Anomaly detection rules can be used to analyze behavioral patterns of incoming traffic and detect non-human traffic or traffic from hijacked or malware infected computers, which are often used to carry out a DDoS attack.


Web Application Firewall


Application Layer firewalls can examine the payload of a packet and filter traffic based on that. They can allow or deny certain Application Layer requests coming from a user. Firewalls rules can also be created to block malicious traffic on allowed ports. 

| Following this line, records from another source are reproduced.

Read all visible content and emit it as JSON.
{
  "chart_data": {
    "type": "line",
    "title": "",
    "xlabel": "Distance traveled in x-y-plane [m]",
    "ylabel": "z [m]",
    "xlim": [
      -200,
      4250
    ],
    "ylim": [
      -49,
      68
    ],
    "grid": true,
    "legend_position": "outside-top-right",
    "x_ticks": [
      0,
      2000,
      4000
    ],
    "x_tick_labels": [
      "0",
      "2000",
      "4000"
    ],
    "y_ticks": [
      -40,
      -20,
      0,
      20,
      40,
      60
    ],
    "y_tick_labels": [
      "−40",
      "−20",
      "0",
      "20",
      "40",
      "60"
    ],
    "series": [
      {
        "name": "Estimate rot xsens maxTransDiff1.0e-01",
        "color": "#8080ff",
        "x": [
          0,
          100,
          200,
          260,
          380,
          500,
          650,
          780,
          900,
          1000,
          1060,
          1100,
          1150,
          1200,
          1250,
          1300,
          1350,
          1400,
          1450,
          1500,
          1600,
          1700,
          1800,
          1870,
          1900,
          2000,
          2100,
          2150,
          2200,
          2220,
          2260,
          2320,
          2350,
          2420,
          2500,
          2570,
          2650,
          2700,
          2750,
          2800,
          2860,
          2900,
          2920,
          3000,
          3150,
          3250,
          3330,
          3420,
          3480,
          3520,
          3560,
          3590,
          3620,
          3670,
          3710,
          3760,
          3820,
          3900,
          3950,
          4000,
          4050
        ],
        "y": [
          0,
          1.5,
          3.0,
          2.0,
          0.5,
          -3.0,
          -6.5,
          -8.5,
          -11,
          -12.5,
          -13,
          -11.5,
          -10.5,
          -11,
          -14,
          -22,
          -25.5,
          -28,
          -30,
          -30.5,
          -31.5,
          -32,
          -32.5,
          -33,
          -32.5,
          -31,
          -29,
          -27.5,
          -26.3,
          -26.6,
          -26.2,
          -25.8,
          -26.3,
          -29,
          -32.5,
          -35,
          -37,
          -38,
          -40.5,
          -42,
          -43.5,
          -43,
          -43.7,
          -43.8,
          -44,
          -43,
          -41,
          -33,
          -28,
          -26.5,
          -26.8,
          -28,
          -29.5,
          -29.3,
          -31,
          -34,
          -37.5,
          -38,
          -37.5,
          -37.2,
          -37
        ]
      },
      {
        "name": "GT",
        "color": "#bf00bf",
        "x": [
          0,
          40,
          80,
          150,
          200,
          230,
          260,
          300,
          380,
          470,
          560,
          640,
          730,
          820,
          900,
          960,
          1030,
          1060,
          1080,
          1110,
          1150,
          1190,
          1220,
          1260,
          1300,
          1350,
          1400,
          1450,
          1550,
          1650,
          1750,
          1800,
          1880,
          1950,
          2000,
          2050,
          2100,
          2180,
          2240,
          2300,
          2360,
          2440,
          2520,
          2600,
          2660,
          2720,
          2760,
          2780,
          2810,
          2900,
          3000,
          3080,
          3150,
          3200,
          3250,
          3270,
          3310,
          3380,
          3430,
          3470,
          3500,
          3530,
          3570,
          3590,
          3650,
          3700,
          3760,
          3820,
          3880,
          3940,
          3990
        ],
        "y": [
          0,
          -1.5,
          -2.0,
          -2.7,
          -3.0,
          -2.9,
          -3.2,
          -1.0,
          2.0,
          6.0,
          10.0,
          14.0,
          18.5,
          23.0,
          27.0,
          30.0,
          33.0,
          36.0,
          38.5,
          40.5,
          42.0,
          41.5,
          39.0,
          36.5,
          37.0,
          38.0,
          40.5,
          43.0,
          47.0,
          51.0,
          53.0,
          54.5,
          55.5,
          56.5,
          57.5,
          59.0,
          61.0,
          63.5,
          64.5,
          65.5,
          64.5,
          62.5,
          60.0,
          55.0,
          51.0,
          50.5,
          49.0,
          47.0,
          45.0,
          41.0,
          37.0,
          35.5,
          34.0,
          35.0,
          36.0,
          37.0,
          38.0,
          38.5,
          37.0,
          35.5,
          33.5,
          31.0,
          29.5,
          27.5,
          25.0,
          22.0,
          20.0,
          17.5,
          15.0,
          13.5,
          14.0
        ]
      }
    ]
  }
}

You can find more on how Web Application Firewalls work here : Web Application Firewalls


Deep Packet Inspection


Deep Packet Inspection or DPI can look into the data part of a network packet and filter traffic accordingly. DPI can monitor the payload of each packet and detect protocols, applications, inappropriate URLs and intrusion attempts. It also can produce much more detailed logs, which can help in dealing with security incidents. DPI can eliminate unwanted traffic before it can attack the entire network. 

You can find more on how Deep Packet Inspection works here : Deep Packet Inspection


Using IDS/IPS


IDS/IPS can match the packet signature with existing attack signatures present in a database and filter traffic accordingly. If a database is adequately populated, they can detect and prevent network attacks with much less false positives.

You can find more on how IDS and IPS work here : IDS and IPS


High Capacity Network Bandwidth


High capacity network bandwidth helps in preventing Layer 3 and Layer 4 DDoS attacks up to a great extent. Layer 3 or Layer 4 DDoS attacks are usually possible if the network bandwidth of the attackers is more than that of the attacked network. Hence, increasing the capacity of the network bandwidth does help.